How to build a web crawler?

At the era of big data, web scraping is a life saver.
To save even more time, you can couple ScrapingBot to a web crawling bot.

ScrapingBot-Web-Crawler

What is a web crawler?

A crawler, or spider, is an internet bot indexing and visiting every URLs it encounters. Its goal is to visit a website from end to end, know what is on every webpage and be able to find the location of any information. The most known web crawlers are the search engine ones, the GoogleBot for example. When a website is online, those crawlers will visit it and read its content to display it in the relevant search result pages. 



How does a web crawler work?

Starting from the root URL or a set of entries, the crawler will fetch the webpages and find other URLs to visit, called seeds, in this page. All the seeds found on this page will be added on its list of URLs to be visited. This list is called the horizon. The crawler organises the links in two threads: ones to visit, and already visited ones.
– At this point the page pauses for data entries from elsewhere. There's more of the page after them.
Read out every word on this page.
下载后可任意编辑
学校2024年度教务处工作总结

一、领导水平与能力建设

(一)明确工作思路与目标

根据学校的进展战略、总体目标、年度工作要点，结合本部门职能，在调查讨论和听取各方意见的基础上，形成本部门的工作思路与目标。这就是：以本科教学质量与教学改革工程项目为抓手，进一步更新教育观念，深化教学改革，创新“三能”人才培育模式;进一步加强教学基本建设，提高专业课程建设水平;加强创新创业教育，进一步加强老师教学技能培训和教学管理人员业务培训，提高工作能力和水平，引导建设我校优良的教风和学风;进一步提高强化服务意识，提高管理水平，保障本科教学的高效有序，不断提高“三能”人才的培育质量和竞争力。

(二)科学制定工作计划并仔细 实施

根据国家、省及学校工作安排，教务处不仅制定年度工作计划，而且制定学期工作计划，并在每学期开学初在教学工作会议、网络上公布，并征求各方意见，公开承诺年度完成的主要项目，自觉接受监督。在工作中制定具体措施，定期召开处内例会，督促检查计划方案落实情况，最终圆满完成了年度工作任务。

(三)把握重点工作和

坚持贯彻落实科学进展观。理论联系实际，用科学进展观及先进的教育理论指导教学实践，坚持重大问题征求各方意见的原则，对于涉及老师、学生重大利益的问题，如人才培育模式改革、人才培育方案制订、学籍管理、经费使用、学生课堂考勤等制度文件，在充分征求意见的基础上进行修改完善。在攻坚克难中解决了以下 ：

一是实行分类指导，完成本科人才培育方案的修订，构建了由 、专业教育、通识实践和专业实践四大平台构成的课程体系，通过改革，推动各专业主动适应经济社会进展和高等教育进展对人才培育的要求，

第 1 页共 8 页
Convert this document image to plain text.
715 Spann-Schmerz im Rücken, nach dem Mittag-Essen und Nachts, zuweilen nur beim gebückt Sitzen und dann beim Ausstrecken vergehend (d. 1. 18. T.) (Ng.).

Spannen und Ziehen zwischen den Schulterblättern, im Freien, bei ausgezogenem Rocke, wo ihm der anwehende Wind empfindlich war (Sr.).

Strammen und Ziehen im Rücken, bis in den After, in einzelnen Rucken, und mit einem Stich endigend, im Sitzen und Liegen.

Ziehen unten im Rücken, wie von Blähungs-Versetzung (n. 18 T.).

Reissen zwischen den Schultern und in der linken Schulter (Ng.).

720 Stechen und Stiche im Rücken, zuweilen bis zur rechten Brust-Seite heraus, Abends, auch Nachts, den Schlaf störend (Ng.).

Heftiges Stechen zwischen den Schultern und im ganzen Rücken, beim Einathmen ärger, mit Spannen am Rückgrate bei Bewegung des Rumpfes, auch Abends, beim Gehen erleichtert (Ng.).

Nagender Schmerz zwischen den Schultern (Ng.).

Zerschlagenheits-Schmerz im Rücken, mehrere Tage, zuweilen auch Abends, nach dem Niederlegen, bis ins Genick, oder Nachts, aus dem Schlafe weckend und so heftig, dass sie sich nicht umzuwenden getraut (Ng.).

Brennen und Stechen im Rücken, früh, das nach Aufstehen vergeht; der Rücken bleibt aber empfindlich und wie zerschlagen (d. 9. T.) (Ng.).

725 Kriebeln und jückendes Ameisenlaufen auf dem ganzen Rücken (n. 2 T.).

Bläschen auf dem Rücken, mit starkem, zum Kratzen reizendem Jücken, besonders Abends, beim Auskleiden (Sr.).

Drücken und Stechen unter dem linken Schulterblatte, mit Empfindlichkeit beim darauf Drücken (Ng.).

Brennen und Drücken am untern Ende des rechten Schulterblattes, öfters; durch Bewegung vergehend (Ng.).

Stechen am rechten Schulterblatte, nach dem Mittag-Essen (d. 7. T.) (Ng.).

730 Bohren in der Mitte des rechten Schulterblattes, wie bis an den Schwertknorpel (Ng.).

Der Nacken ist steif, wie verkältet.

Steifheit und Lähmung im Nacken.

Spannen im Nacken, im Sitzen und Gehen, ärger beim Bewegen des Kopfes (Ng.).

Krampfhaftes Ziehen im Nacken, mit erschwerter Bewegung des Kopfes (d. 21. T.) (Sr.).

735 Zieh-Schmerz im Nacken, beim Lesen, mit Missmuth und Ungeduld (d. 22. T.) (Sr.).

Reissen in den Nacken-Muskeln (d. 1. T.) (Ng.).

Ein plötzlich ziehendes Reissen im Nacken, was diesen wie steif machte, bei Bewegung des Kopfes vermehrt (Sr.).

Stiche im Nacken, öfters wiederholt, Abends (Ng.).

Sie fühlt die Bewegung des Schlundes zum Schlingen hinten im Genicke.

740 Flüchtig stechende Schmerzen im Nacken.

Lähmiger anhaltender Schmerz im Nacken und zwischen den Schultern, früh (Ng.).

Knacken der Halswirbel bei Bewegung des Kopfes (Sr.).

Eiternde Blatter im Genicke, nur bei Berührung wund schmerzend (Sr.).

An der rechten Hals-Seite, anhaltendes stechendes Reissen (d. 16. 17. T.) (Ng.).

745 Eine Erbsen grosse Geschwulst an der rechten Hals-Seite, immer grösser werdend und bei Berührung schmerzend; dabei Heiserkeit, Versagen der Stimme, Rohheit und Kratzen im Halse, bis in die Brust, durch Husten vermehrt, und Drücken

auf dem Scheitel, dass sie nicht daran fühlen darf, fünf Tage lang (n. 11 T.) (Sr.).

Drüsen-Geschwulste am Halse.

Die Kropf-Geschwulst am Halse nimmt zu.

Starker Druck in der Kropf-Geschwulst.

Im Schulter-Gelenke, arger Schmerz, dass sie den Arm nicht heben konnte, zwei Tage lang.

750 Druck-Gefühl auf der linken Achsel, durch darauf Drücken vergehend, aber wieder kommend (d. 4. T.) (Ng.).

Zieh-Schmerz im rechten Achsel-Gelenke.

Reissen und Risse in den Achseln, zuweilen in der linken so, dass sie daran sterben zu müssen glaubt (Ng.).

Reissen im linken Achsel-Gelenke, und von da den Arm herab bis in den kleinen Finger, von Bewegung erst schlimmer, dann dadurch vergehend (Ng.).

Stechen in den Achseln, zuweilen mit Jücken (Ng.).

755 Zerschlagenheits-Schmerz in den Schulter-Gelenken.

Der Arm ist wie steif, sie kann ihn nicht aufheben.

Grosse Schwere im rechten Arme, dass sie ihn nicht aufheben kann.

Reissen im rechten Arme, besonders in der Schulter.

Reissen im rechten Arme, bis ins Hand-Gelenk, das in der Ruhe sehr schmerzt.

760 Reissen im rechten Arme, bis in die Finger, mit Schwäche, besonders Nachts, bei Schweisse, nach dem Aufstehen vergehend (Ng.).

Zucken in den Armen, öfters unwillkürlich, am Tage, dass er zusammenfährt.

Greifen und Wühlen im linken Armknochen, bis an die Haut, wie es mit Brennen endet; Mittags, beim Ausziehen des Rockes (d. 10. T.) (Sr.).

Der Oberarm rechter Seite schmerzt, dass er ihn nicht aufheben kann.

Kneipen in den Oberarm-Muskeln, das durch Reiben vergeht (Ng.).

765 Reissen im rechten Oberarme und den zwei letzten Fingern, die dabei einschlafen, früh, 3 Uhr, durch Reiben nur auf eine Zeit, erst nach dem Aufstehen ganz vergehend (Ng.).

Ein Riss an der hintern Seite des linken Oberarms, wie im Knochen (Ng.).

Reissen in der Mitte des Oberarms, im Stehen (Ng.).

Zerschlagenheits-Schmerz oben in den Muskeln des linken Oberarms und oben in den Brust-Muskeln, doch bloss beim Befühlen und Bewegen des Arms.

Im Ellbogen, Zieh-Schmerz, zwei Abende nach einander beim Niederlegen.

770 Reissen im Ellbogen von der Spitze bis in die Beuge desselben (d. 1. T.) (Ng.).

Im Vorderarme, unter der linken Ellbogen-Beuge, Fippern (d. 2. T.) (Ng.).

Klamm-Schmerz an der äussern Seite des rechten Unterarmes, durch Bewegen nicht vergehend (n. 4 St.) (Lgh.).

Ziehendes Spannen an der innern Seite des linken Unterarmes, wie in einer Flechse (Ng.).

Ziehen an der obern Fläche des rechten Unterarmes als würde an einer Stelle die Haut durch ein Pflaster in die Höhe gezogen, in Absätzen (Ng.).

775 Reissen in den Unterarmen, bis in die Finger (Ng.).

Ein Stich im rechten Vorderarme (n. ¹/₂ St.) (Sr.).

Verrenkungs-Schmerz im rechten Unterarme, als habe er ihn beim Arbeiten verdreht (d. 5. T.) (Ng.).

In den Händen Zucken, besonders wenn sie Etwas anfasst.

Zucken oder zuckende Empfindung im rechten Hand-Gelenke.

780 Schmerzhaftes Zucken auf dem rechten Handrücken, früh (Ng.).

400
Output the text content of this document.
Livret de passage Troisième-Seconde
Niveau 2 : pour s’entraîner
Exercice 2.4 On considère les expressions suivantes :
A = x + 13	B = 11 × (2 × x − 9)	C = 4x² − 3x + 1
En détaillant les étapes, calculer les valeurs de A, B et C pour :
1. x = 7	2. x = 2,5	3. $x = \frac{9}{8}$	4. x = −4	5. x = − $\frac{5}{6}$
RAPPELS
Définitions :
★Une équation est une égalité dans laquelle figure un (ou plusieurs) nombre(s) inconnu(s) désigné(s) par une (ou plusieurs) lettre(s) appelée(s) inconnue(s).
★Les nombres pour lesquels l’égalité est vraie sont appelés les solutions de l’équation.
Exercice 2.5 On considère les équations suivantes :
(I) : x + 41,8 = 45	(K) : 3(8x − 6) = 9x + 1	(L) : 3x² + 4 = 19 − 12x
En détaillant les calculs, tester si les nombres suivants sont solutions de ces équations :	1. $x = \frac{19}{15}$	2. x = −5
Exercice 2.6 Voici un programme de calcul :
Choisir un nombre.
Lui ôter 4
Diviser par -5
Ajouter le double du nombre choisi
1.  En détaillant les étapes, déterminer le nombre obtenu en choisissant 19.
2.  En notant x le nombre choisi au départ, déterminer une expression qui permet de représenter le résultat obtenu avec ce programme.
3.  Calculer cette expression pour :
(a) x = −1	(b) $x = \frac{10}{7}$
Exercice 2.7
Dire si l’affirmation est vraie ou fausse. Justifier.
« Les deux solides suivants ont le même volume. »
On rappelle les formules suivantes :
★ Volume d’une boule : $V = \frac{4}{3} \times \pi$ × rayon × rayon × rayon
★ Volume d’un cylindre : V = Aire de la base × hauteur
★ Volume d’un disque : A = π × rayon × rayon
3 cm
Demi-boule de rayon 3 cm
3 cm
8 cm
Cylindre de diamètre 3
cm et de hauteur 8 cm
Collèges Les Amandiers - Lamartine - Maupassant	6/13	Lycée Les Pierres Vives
It will keep visiting the links until the horizon is empty. 

Because the list of seeds can be very long, the crawler has to organise those following several criterias, and prioritise which ones to visit first and revisit. To know which pages are more important to crawl, the bot will consider how many links go to this URL, how often it is visited by regular users.



What is the difference between a web scraper and a web crawler?

Crawling, by definition, always implies the web. A crawler’s purpose is to follow links to reach numerous pages and analyze their meta data and content. 

Scraping is possible out of the web. For example you can retrieve some information from a database. Scraping is pulling data from the web or a database.



Why do you need a web crawler?

With web scraping, you gain a huge amount of time, by automatically retrieving the information you need instead of looking for it and copying it manually. However, you still need to scrape page after page. Web crawling allows you to collect, organize and visit all the pages present on the root page, with the possibility to exclude some links. The root page can be a search result or category. 

For example, you can pick a product category or a search result page from amazon as an entry, and crawl it to scrape all the product details, and limit it to the first 10 pages with the suggested products as well. 



How to build a web crawler?

The first thing you need to do is threads:

  • Visited URLs
  • URLs to be visited (queue)


To avoid crawling the same page over and over, the URL needs to automatically move to the visited URLs thread once you’ve finished crawling it. In each webpage, you will find new URLs. Most of them will be added to the queue, but some of them might not add any value for your purpose. Hence why you also need to set rules for URLs you’re not interested in.

Deduplication is a critical part of web crawling. On some websites, and particularly on e-commerce ones, a single webpage can have multiple URLs. As you want to scrape this page only once, the best way to do so is to look for the canonical tag in the code. All the pages with the same content will have this common canonical URL, and this is the only link you will have to crawl and scrape.

Here’s an example of a canonical tag in HTML:

<link rel="canonical" href="https://scraping-bot.io/how-to-build-a-crawler">


Here are the basic steps to build a crawler:

  • Step 1: Add one or several URLs to be visited.
  • Step 2: Pop a link from the URLs to be visited and add it to the Visited URLs thread.
  • Step 3: Fetch the  page’s content and scrape the data you’re interested in with the ScrapingBot API. 
  • Step 4: Parse all the URLs present on the page, and add them to the URLs to be visited if they match the rules you’ve set and don’t match any of the Visited URLs. 
  • Step 5: Repeat steps 2 to 4 until the URLs to be visited list is empty. 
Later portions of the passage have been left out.